COVID-19: 800,000 children return to school for first time in almost eight weeks

By John Gerritsen of RNZ

Teachers and principals are bracing themselves for all manner of reactions when 800,000 school children return to class on Monday for the first time in eight weeks.

They say they expect that some children will be excited, some will be anxious and some might not turn up at all.

The Education Ministry has warned schools' truancy rates might rise because families have got out of the habit of regular schooling and some will be worried about COVID-19.

In Christchurch, Somerfield School principal Denise Torrey said her staff were preparing to deal with a wide range of behaviour and emotions among their pupils.

"We're going to have everything. We're going to have children who will, like they do on the first day of school, run in the gate excited to see their friends and teachers, we're going to have some children a little bit worried that mum and dad might have to stay at the gate."

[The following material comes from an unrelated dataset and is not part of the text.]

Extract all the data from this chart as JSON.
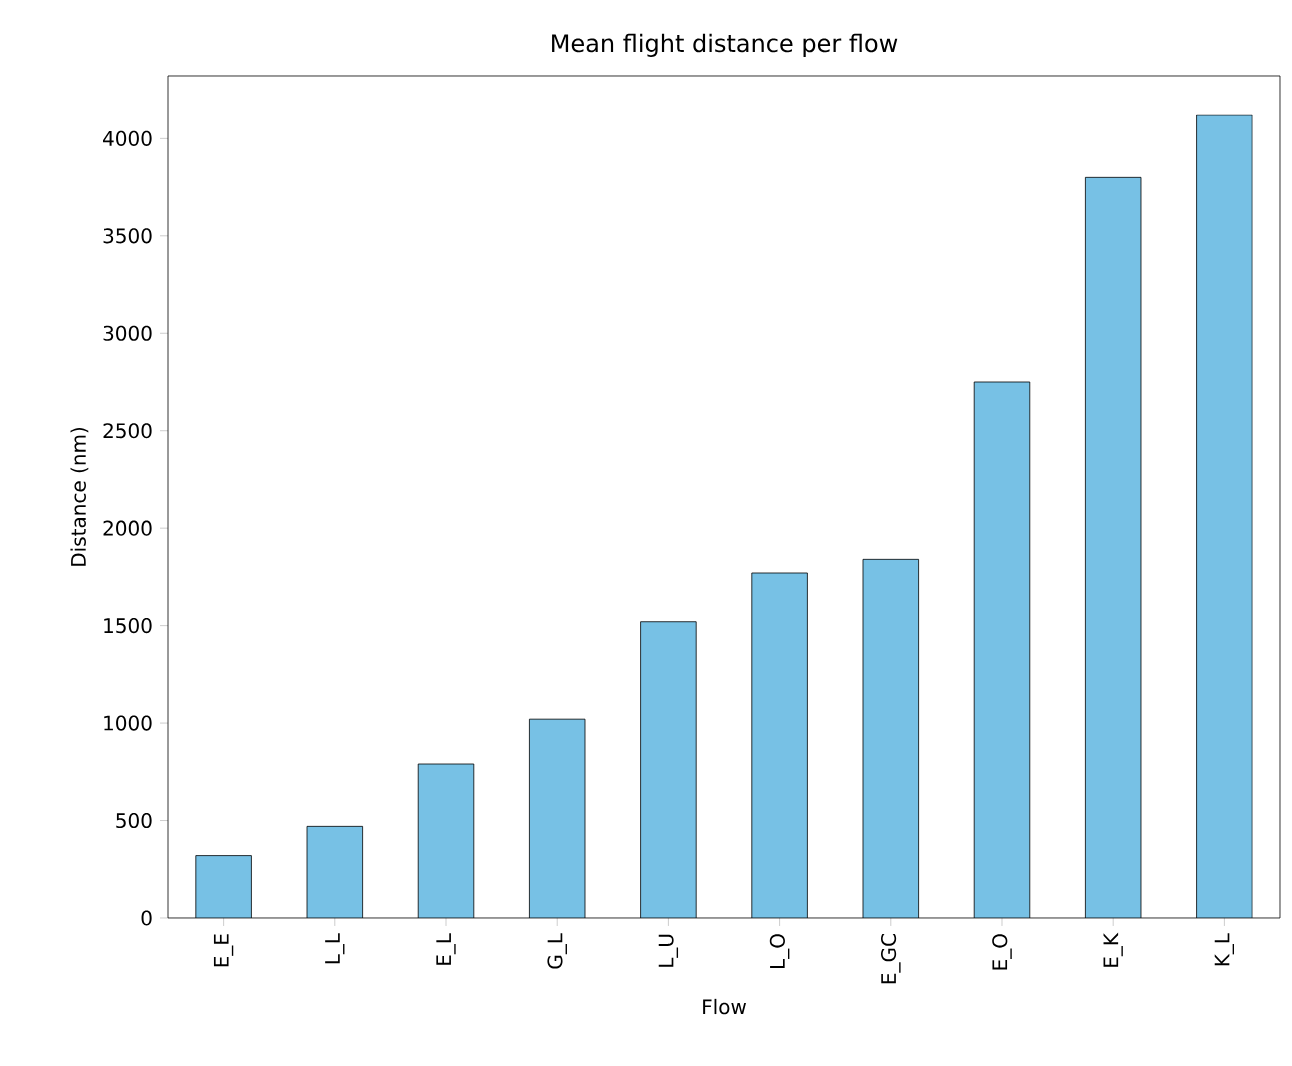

Torrey said the school would be drawing on what it learned after the Canterbury earthquakes.

"What we do know from earthquakes is it's a bit of a roller coaster. Everyone will come back, there'll be a bit of adrenaline and then the real world will kick in and for many of our children the real world is going to be unemployment for whānau," she said.

Torrey said children's feelings would depend a lot on how their parents had reacted to the pandemic and the lockdown, and schools needed to reassure parents that returning to school was safe.

"Invariably when that happens, the children will be coming through the gate very happily," Torrey said.

Ōtorohanga College principal Traci Liddall said teachers would have to take things slowly.

"There's definitely some anxiety that we are going to have to be really cognisant of, students and teachers. Also they haven't seen their mates for weeks, so we're really going to be taking it from the perspective of like it's the first day of the school year again."

She said teachers would focus on rebuilding relationships and connections with their students.

"You can't teach kids, you can't expect academic improvement if you don't have good relationships."

Liddall said some students would not be back on Monday because they had underlying health problems, and the school would continue to provide online learning for them.

"It is a lot of work, but ultimately the needs of the kids come first."

The Education Ministry last week warned schools that regular attendance had been falling in recent years and the pandemic could prompt attendance rates to plummet further.

Auckland Secondary Principals' Association president Steve Hargreaves said his school had been talking to families about the return to school.

"We do know that there is a number who are just a bit worried - are we on top of the virus, what are the preparations the school's got in place, will my child be safe," he said.

Hargreaves said schools had been doing a lot of work to ensure classrooms are clean and safe.

"Schools are right on top of this," he said.

"We're just one school, but I know this is what's happening everywhere else, we've had all staff in the last two days planning down to the finest detail about okay, we're in a technology class, how are we going to clean the tools between uses of students."

Hargreaves said schools had sterilised classrooms and equipment, put barriers around reception areas and told students what hygiene requirements they would need to observe.